‘Rock star’ in children’s literature visits Murphy, meets Emerson students

April 10, 2014

Image of Mitali Perkins speaking to a group in front of a screen with the words "Good Stories."

Mitali Perkins, author of eight young adult novels, was the guest speaker at the 8th Multicultural Children’s Literature event in Murphy Library.

UW-L played host to a national “rock star” in the field of Young Adult literature on Tuesday, April 8. Mitali Perkins, author of eight young adult novels, translated into several languages and sold worldwide, was the guest speaker at the 8th Multicultural Children’s Literature event in Murphy Library.

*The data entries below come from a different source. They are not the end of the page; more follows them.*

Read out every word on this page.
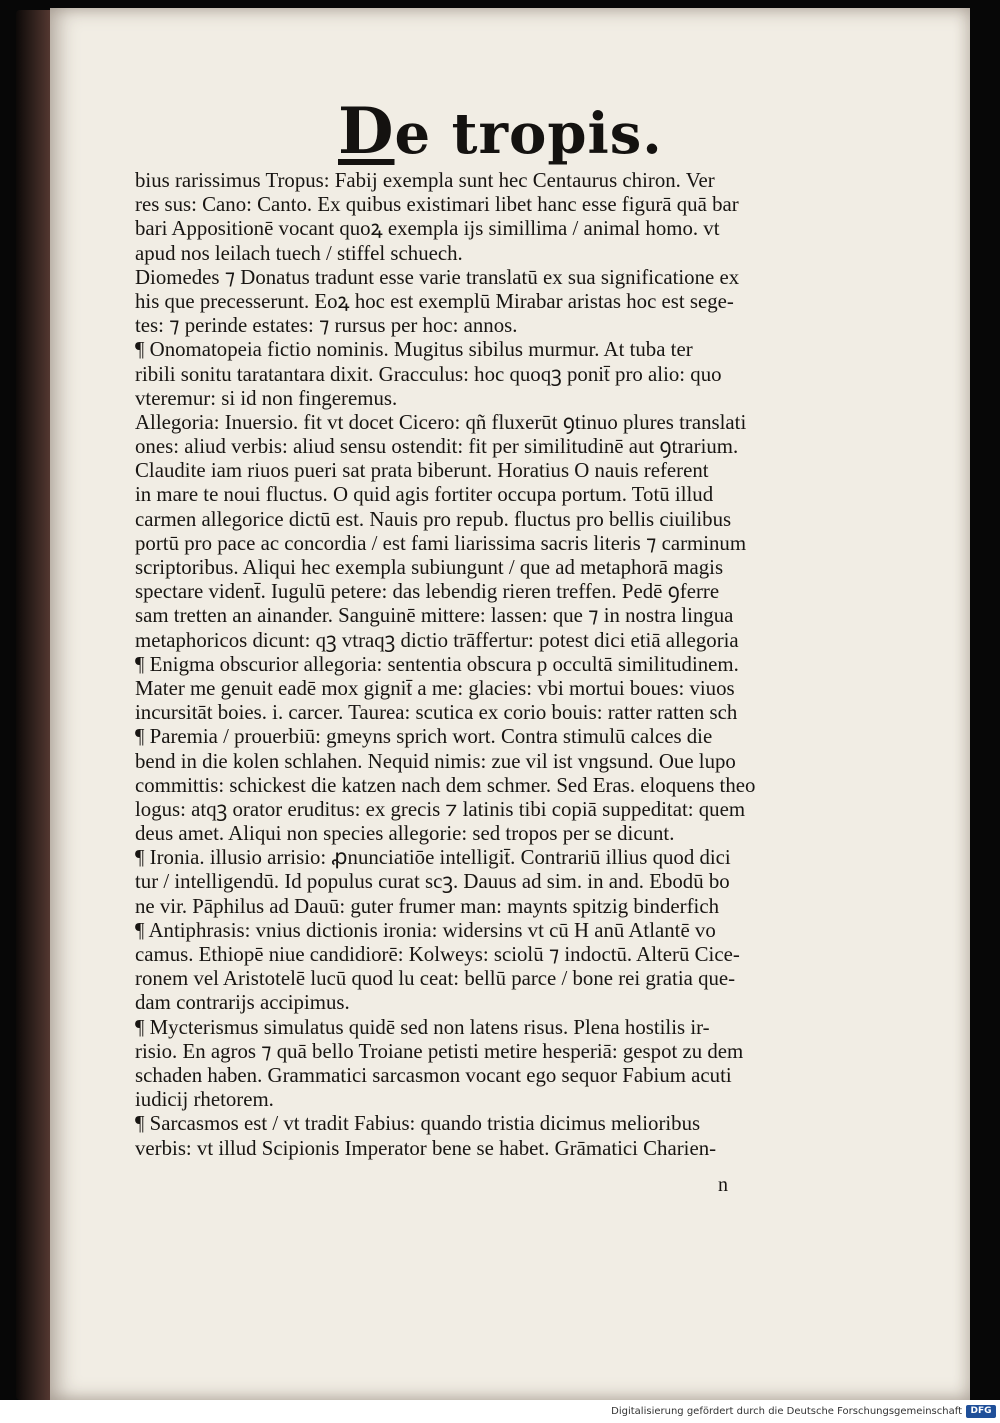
De tropis.
bius rarissimus Tropus: Fabij exempla sunt hec Centaurus chiron. Ver
res sus: Cano: Canto. Ex quibus existimari libet hanc esse figurā quā bar
bari Appositionē vocant quoꝝ exempla ijs simillima / animal homo. vt
apud nos leilach tuech / stiffel schuech.
Diomedes ⁊ Donatus tradunt esse varie translatū ex sua significatione ex
his que precesserunt. Eoꝝ hoc est exemplū Mirabar aristas hoc est sege-
tes: ⁊ perinde estates: ⁊ rursus per hoc: annos.
¶ Onomatopeia fictio nominis. Mugitus sibilus murmur. At tuba ter
ribili sonitu taratantara dixit. Gracculus: hoc quoqꝫ ponit̄ pro alio: quo
vteremur: si id non fingeremus.
Allegoria: Inuersio. fit vt docet Cicero: qñ fluxerūt ꝯtinuo plures translati
ones: aliud verbis: aliud sensu ostendit: fit per similitudinē aut ꝯtrarium.
Claudite iam riuos pueri sat prata biberunt. Horatius O nauis referent
in mare te noui fluctus. O quid agis fortiter occupa portum. Totū illud
carmen allegorice dictū est. Nauis pro repub. fluctus pro bellis ciuilibus
portū pro pace ac concordia / est fami liarissima sacris literis ⁊ carminum
scriptoribus. Aliqui hec exempla subiungunt / que ad metaphorā magis
spectare vident̄. Iugulū petere: das lebendig rieren treffen. Pedē ꝯferre
sam tretten an ainander. Sanguinē mittere: lassen: que ⁊ in nostra lingua
metaphoricos dicunt: qꝫ vtraqꝫ dictio trāffertur: potest dici etiā allegoria
¶ Enigma obscurior allegoria: sententia obscura p occultā similitudinem.
Mater me genuit eadē mox gignit̄ a me: glacies: vbi mortui boues: viuos
incursitāt boies. i. carcer. Taurea: scutica ex corio bouis: ratter ratten sch
¶ Paremia / prouerbiū: gmeyns sprich wort. Contra stimulū calces die
bend in die kolen schlahen. Nequid nimis: zue vil ist vngsund. Oue lupo
committis: schickest die katzen nach dem schmer. Sed Eras. eloquens theo
logus: atqꝫ orator eruditus: ex grecis ⁊ latinis tibi copiā suppeditat: quem
deus amet. Aliqui non species allegorie: sed tropos per se dicunt.
¶ Ironia. illusio arrisio: ꝓnunciatiōe intelligit̄. Contrariū illius quod dici
tur / intelligendū. Id populus curat scꝫ. Dauus ad sim. in and. Ebodū bo
ne vir. Pāphilus ad Dauū: guter frumer man: maynts spitzig binderfich
¶ Antiphrasis: vnius dictionis ironia: widersins vt cū H anū Atlantē vo
camus. Ethiopē niue candidiorē: Kolweys: sciolū ⁊ indoctū. Alterū Cice-
ronem vel Aristotelē lucū quod lu ceat: bellū parce / bone rei gratia que-
dam contrarijs accipimus.
¶ Mycterismus simulatus quidē sed non latens risus. Plena hostilis ir-
risio. En agros ⁊ quā bello Troiane petisti metire hesperiā: gespot zu dem
schaden haben. Grammatici sarcasmon vocant ego sequor Fabium acuti
iudicij rhetorem.
¶ Sarcasmos est / vt tradit Fabius: quando tristia dicimus melioribus
verbis: vt illud Scipionis Imperator bene se habet. Grāmatici Charien-
n
Digitalisierung gefördert durch die Deutsche Forschungsgemeinschaft DFG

Michele Strange, retired librarian at Murphy, started the multicultural series in 2007 as a collaborative project with the School of Education for teacher candidates to engage with multicultural literature for children. The series has hosted experts from various cultures including Hmong, Native American, Latino/a, African American, Muslim and most recently, India.

Perkins, whose family was caught in the war for independence in Bangladesh, was born in Calcutta and moved to the United States with her family when she was a young girl. She sees multicultural children’s literature as both a window to another culture, and a mirror, allowing readers to identify themselves in the characters.

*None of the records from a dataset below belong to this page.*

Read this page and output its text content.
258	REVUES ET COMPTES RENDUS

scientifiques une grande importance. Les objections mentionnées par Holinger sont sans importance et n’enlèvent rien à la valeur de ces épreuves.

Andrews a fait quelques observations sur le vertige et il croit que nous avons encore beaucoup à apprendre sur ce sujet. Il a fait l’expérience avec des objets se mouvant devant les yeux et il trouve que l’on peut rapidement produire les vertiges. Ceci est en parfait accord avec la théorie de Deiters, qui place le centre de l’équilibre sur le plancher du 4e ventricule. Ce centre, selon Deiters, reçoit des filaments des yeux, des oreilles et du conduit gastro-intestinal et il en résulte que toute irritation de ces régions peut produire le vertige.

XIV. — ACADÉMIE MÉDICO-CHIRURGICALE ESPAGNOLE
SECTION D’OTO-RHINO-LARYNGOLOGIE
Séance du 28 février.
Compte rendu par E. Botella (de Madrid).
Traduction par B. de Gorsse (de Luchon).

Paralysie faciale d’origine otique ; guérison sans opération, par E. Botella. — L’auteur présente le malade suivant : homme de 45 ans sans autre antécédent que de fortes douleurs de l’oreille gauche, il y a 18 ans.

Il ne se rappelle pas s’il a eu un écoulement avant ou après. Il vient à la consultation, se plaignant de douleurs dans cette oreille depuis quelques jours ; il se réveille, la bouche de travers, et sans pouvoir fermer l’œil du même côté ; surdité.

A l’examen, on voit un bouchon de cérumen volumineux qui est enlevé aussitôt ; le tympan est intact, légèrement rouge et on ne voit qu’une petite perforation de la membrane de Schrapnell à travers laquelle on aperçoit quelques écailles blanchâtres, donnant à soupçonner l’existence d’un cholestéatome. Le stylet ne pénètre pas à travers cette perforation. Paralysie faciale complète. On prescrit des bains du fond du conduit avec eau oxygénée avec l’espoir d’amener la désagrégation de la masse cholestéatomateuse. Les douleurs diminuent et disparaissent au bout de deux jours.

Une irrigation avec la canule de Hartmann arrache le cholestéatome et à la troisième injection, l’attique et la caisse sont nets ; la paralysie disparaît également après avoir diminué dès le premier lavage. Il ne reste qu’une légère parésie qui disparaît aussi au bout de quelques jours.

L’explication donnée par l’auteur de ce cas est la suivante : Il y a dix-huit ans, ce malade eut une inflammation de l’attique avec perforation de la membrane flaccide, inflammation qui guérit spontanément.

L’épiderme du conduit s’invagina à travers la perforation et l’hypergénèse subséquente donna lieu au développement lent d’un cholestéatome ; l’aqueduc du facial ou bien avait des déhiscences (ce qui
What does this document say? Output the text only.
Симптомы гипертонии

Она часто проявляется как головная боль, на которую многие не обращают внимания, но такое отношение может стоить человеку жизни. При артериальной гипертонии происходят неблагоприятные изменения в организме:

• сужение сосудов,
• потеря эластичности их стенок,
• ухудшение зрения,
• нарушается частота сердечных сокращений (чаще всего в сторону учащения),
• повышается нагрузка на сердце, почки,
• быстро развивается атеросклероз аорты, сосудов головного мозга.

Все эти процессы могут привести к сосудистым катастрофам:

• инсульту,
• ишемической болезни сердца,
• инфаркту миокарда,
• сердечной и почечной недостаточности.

Humankind, she demonstrated, has been naturally and universally drawn into stories since the dawn of time. Her presentation, “Books Between Cultures,” explored complex themes such as race, war, immigration, refugees, gender, economy, ecology and diversity that children and young adults can understand through the vehicle of stories.

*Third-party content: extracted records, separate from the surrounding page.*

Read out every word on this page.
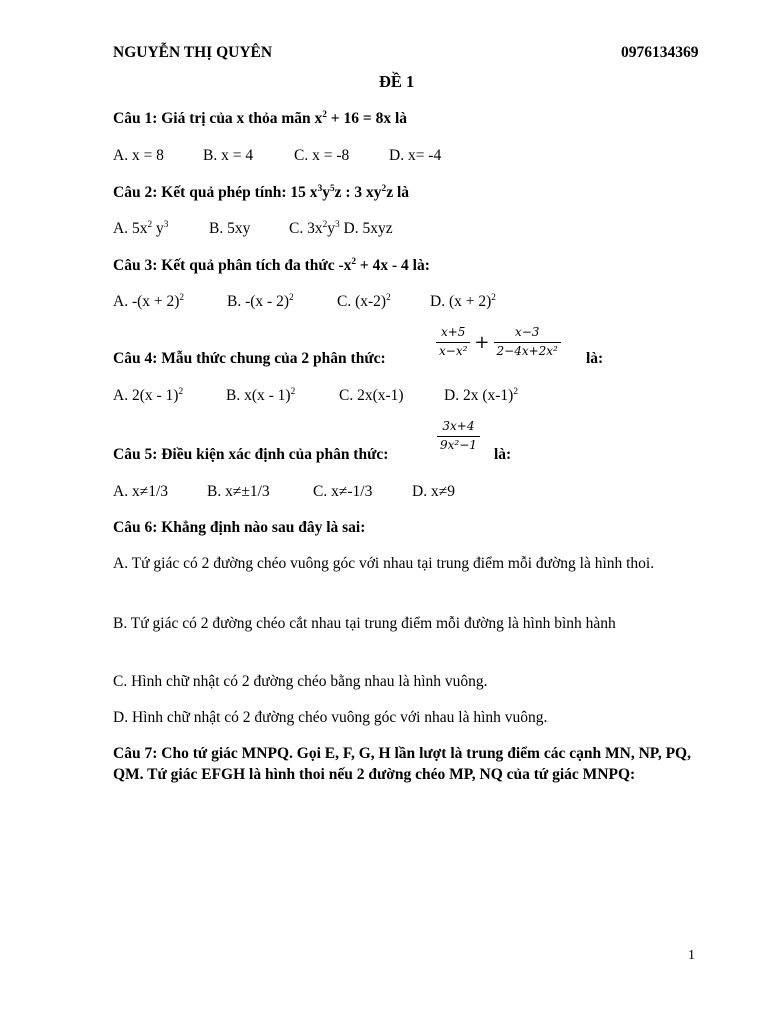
NGUYỄN THỊ QUYÊN	0976134369
ĐỀ 1
Câu 1: Giá trị của x thỏa mãn $x^2 + 16 = 8x$ là
A. x = 8	B. x = 4	C. x = -8	D. x= -4
Câu 2: Kết quả phép tính: 15 $x^3y^5z$ : 3 $xy^2z$ là
A. $5x^2$ $y^3$	B. 5xy C. $3x^2y^3$ D. 5xyz
Câu 3: Kết quả phân tích đa thức $-x^2 + 4x - 4$ là:
A. $-(x + 2)^2$	B. -(x - 2)$^2$	C. $(x-2)^2$	D. $(x + 2)^2$
Câu 4: Mẫu thức chung của 2 phân thức:	$\frac{x+5}{\text{x−x²}} + \frac{x-3}{\text{2−4x+2x²}}$ là:
A. 2(x - 1)$^2$	B. x(x - 1)$^2$	C. 2x(x-1)	D. 2x $(x-1)^2$
Câu 5: Điều kiện xác định của phân thức:
$\frac{3x+4}{\text{9x²−1}}$
là:
A. x≠1/3	B. x≠±1/3	C. x≠-1/3	D. x≠9
Câu 6: Khẳng định nào sau đây là sai:
A. Tứ giác có 2 đường chéo vuông góc với nhau tại trung điểm mỗi đường là hình thoi.
B. Tứ giác có 2 đường chéo cắt nhau tại trung điểm mỗi đường là hình bình hành
C. Hình chữ nhật có 2 đường chéo bằng nhau là hình vuông.
D. Hình chữ nhật có 2 đường chéo vuông góc với nhau là hình vuông.
Câu 7: Cho tứ giác MNPQ. Gọi E, F, G, H lần lượt là trung điểm các cạnh MN, NP, PQ, QM. Tứ giác EFGH là hình thoi nếu 2 đường chéo MP, NQ của tứ giác MNPQ:
1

In the morning, Perkins engaged with 110 4th and 5th graders from Emerson Elementary who had read two of her books this spring. Emerson teachers integrated the books into the curriculum, making the presentation stimulating and active. Perkins then delivered two afternoon presentations in the Collaborative Learning Studio in the Murphy Resource Center. Participants left with challenging questions that were raised, but were convinced that books still matter. Special thanks go to the La Crosse Public Education Foundation, Campus Climate, Murphy Library Endowment, and the School of Education.